OBJECTIVE Psychologic studies in patients with benign paroxysmal positional vertigo (BPPV) are scarce, considering the high frequency of the disorder. We performed a repeated-measures design questionnaire study in a cohort of patients with BPPV before and after treatment to investigate the dynamics of the psychologic findings and possible treatment consequences. METHODS Thirty-seven consecutive patients with idiopathic BPPV participated in the study. During the first visit and 2 to 3 months after therapy, the patients completed 4 questionnaires: the Dizziness Handicap Inventory, the Illness Perception Questionnaire-Revised, the Intolerance of Uncertainty Scale, and the State-Trait Anxiety Inventory. RESULTS The scores for all questioned items did not change before and after treatment except for the physical handicap scores. Correlation was found between the grade of functional and emotional impact of the disease and belief in consequences as well as anxiety levels of the patients. Moreover, uncertainty scores were in correlation with emotional impact, anxiety levels, and perceived consequences of the disease.
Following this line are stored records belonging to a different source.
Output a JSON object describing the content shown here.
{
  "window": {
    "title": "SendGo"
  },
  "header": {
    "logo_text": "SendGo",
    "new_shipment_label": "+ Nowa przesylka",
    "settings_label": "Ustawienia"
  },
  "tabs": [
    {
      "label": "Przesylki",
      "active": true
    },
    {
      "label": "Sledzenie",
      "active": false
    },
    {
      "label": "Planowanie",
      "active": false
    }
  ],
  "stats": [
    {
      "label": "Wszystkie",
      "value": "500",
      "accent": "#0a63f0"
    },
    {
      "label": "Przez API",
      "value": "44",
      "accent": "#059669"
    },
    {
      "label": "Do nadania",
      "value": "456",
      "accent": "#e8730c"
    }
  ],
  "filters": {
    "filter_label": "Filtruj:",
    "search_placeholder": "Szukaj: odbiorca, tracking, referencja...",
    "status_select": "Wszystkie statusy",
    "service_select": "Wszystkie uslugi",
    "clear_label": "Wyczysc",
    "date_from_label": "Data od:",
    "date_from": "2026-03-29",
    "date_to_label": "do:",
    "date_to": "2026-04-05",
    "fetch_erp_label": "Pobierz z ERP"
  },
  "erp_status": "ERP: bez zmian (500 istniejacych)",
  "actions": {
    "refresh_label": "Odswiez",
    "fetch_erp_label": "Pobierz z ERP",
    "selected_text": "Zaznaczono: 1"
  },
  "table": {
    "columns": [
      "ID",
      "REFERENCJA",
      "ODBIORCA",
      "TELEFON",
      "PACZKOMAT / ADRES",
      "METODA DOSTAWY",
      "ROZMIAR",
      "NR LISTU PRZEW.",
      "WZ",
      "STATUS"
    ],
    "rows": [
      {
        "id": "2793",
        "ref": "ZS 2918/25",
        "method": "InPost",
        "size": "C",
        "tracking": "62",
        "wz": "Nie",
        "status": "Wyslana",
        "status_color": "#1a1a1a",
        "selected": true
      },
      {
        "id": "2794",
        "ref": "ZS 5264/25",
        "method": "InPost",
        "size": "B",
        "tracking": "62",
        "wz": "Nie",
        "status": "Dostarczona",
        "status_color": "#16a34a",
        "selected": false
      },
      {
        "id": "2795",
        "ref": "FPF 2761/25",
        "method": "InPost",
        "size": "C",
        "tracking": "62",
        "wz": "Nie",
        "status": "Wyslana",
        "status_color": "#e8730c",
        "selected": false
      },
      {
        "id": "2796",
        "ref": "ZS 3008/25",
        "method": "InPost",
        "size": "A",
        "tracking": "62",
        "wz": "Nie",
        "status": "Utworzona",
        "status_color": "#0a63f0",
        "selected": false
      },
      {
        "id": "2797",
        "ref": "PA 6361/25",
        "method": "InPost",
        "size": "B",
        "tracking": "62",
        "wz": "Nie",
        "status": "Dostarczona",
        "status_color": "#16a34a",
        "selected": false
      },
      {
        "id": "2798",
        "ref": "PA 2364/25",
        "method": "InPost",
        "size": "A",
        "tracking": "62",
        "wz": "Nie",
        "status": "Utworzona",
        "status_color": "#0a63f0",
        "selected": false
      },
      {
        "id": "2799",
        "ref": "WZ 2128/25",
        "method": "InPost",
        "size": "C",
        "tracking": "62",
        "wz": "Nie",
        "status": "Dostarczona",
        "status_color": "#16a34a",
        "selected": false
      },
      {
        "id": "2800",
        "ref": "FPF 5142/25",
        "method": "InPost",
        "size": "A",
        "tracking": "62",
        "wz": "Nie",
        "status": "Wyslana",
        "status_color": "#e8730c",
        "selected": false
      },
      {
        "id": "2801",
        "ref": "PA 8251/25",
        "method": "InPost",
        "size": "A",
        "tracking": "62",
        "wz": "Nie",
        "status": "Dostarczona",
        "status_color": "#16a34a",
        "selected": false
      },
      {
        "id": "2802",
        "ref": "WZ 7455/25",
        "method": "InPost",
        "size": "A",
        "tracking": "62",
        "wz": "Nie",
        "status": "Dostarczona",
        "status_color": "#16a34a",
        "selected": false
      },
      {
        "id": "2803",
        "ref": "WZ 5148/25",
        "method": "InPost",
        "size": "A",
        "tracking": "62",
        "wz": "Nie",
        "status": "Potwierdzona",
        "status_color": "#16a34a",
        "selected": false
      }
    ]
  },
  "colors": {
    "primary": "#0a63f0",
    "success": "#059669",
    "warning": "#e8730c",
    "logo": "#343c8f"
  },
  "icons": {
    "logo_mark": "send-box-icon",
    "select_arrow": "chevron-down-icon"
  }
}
The belief in personal control of the condition was correlated with the belief in treatment control and understanding of the disease. CONCLUSION The main finding in this study is the lack of a significant change in beliefs and emotional reactions in patients with BPPV after treatment of their condition. Physicians dealing with BPPV should be aware that the disease is not solely a somatic condition but has a serious impact on the patients mental state. Selected patients might benefit from anxiolytic medication.